Davalı Kurum vekili, davacı …’ın dosyasının tetkikinde geçirmiş olduğu iş kazasına istinaden Kurumumuz Sağlık Kurulunca tespit edilen %4,1 MKGKO ( Sürekli İş Görmezlik Derecesi ) ile 8/192227 tahsis numarası ile sürekli iş görmezlik tahsis dosyası oluşturulmuş ancak mevzuat gereği MKGKO %10’un altında olduğundan gelir bağlanamamıştır. … ile işveren arasında görülmekte Şebinkarahisar Asliye Hukuk Mahkemesi 06.11.2020 tarih 2018/129 Esas yazı ile ATK. 2. Üst Kararına göre işlem tesis edilmesini istemiş ise de Maluliyet ve Sağlık Kurulları Daire Başkanlığının 15.02.2021 tarih 20285068 sayılı yazısında da belirtildiği üzere işlem yapılmamıştır. Davacı sürekli iş görmezlik derecesine itiraz etmiş olup, Yüksek Sağlık Kurulumuz 09.06.2021 tarih 2021/9438 sayılı kararı ile Sürekli İş Görmezlik Derecesinin 4,1 olduğuna karar vermiştir.Kurumumuzca yapılan işlemler usul ve yasalara uygundur. Davacının talepleri ilgili yasa hükümleri çerçevesinde değerlendirildiğini, davacının davasının haksız ve hukuka aykırı olması sebebi ile reddi ile yargılama gideri ve vekalet ücretinin davacıdan tahsiline karar verilmesini talep etmiştir.

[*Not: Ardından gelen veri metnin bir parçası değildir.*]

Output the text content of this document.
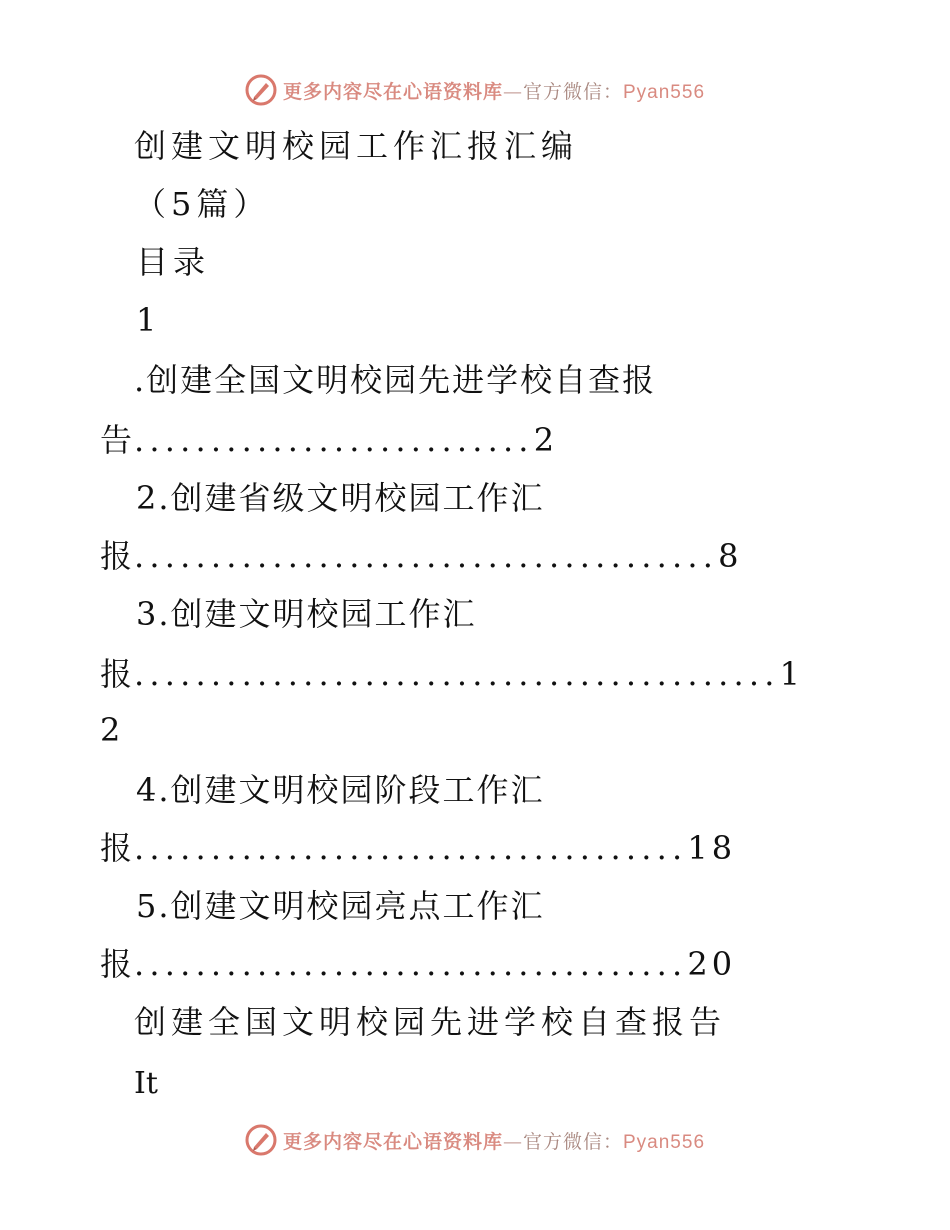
更多内容尽在心语资料库—官方微信：Pyan556
创建文明校园工作汇报汇编
（5篇）
目录
1
.创建全国文明校园先进学校自查报
告..........................2
2.创建省级文明校园工作汇
报......................................8
3.创建文明校园工作汇
报..........................................1
2
4.创建文明校园阶段工作汇
报....................................18
5.创建文明校园亮点工作汇
报....................................20
创建全国文明校园先进学校自查报告
It
更多内容尽在心语资料库—官方微信：Pyan556
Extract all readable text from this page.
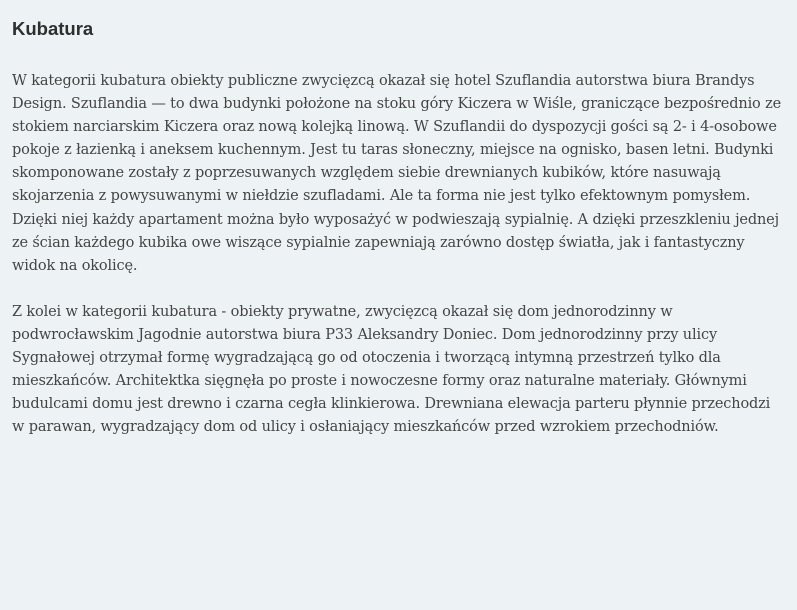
Kubatura

W kategorii kubatura obiekty publiczne zwycięzcą okazał się hotel Szuflandia autorstwa biura Brandys Design. Szuflandia — to dwa budynki położone na stoku góry Kiczera w Wiśle, graniczące bezpośrednio ze stokiem narciarskim Kiczera oraz nową kolejką linową. W Szuflandii do dyspozycji gości są 2- i 4-osobowe pokoje z łazienką i aneksem kuchennym. Jest tu taras słoneczny, miejsce na ognisko, basen letni. Budynki skomponowane zostały z poprzesuwanych względem siebie drewnianych kubików, które nasuwają skojarzenia z powysuwanymi w niełdzie szufladami. Ale ta forma nie jest tylko efektownym pomysłem. Dzięki niej każdy apartament można było wyposażyć w podwieszają sypialnię. A dzięki przeszkleniu jednej ze ścian każdego kubika owe wiszące sypialnie zapewniają zarówno dostęp światła, jak i fantastyczny widok na okolicę.

Z kolei w kategorii kubatura - obiekty prywatne, zwycięzcą okazał się dom jednorodzinny w podwrocławskim Jagodnie autorstwa biura P33 Aleksandry Doniec. Dom jednorodzinny przy ulicy Sygnałowej otrzymał formę wygradzającą go od otoczenia i tworzącą intymną przestrzeń tylko dla mieszkańców. Architektka sięgnęła po proste i nowoczesne formy oraz naturalne materiały. Głównymi budulcami domu jest drewno i czarna cegła klinkierowa. Drewniana elewacja parteru płynnie przechodzi w parawan, wygradzający dom od ulicy i osłaniający mieszkańców przed wzrokiem przechodniów.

III. İLK DERECE MAHKEMESİ KARARI
İlk derece mahkemesi yukarıda tarih ve sayısı belirtilen kararında; davacı işçi, davalı şirket bünyesinde çalışırken geçirmiş olduğu iş kazası neticesinde malul kaldığı, Yüksek Sağlık Kurulu tarafından maluliyet oranının %4,1 olarak belirlendiği, Davacı işçinin kuruma yapmış olduğu gelir bağlanma talebinin, maluliyet oranının %10 altında olması nedeniyle, reddedildiği ve bunun üzerine davacının işbu davayı açtığı anlaşıldığı, davacının maluliyet oranının tespiti hususunda Adli Tıp 2. üst Kurulundan aldırılan 06.09.2019 tarihli raporunda davacının %10,2 oranında meslekte kazanma gücünü kaybetmiş sayılacağının belirtildiği anlaşılmakla davanın kabulüne, davacı tarafın iş kazası nedeniyle %10,2 oranında meslekte kazanma gücünün kaybettiğinin tespitine karar verildi.
IV. İSTİNAF
A. İstinaf Yoluna Başvuranlar
İlk Derece Mahkemesinin yukarıda belirtilen kararına karşı süresi içinde davalılar vekilleri istinaf başvurusunda bulunmuştur.
B. İstinaf Sebepleri
Davalı kurum vekili, kurum işlemlerinin usul ve yasaya uygun olduğunu, YSK raporu ile ATK raporu arasındaki çelişkinin giderilmediğini belirterek kararın kaldırılmasını talep etmiştir.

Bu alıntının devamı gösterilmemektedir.